DR. KELLEY (Boston): Some questions are unanswerable, and I think this comes pretty near being in that category. It is pretty difficult to say why the medical profession should allow the laity to take the lead in certain angles of public health development. There are other angles in which the medical profession always has been and always will be in the lead. As to the medical profession as a group, I think we are fundamentally too conservative. I remember a man in the office with me when I used to practice on the Pacific slope reading a life of Pasteur, and as he went over the "scraps" Pasteur had with the medical society in Paris he said, "Well, for all the world in these controversies the attitude of the opposition to Pasteur's new ideas can be translated into the mental reaction of members of our own local medical society." There is always that medical deference to the way it was done in the past.

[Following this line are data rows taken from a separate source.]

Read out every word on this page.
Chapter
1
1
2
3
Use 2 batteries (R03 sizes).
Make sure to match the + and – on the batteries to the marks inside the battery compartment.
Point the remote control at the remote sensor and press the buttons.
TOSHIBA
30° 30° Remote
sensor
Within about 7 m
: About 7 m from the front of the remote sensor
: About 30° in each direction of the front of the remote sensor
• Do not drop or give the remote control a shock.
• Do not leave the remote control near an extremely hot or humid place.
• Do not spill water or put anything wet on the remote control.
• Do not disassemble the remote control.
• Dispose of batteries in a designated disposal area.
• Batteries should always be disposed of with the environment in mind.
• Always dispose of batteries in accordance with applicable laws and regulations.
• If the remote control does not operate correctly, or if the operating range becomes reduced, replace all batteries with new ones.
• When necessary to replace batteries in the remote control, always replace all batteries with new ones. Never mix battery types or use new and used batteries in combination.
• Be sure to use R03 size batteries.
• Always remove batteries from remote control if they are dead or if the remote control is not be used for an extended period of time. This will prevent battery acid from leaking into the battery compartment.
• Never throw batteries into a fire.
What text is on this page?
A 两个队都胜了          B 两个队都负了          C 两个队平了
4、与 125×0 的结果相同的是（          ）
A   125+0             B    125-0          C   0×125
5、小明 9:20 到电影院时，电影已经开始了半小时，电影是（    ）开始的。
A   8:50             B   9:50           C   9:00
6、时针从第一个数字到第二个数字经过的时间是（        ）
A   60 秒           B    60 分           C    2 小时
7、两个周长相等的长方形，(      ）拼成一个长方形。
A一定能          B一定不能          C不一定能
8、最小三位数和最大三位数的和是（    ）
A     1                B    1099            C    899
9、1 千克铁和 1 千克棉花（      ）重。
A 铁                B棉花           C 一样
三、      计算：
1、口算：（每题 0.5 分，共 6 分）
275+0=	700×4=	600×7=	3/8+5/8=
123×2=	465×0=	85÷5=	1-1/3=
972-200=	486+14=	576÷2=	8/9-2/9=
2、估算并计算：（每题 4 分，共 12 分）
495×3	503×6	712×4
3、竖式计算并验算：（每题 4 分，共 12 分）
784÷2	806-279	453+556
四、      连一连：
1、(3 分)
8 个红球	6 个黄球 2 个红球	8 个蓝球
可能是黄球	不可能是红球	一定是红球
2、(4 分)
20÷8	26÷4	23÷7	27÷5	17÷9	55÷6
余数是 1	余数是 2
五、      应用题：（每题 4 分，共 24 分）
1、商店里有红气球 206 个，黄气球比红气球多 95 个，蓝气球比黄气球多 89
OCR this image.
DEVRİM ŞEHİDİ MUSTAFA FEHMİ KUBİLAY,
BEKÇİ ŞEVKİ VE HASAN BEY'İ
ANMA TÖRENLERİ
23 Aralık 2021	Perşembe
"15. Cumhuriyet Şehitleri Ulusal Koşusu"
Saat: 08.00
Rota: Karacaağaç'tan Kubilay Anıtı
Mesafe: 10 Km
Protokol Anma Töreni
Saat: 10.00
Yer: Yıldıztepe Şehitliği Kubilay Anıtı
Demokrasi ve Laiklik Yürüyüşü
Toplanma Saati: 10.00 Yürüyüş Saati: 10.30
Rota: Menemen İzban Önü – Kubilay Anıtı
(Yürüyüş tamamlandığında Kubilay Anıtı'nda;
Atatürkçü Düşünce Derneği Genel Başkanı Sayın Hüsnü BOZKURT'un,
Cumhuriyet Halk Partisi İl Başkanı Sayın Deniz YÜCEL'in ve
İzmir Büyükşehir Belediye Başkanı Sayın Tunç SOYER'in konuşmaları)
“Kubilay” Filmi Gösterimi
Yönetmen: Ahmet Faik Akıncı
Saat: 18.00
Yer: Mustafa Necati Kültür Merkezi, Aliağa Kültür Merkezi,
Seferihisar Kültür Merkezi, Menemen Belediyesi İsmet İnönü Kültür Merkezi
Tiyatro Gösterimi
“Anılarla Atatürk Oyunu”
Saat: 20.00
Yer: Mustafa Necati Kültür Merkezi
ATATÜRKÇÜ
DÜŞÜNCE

Certainly we lost a great deal when we ignored the possibilities of the logical development of mental therapy and allowed Mary Baker Eddy to come in and so largely preëmpt the field. Certainly we lost a great deal as a profession when we overlooked one thing that the ancient Romans and Greeks knew very well-the value of intelligent and persistent massageand allowed the osteopath to come in and capture it. And I am very much afraid, in the words of Lloyd George we may write "Too late" again over this new crisis that comes to us. It isn't a choice of what we want to do, but when we have fifty per cent of the available personnel of America under arms as we are almost certainly going to have them in a year and a half from now unless some miracle intervenes, we have got to thin out and spread out and turn things upside down, and it would be wise if we spread out and take it into our hands and do it without having some civil administrator thrust it upon us willy-nilly.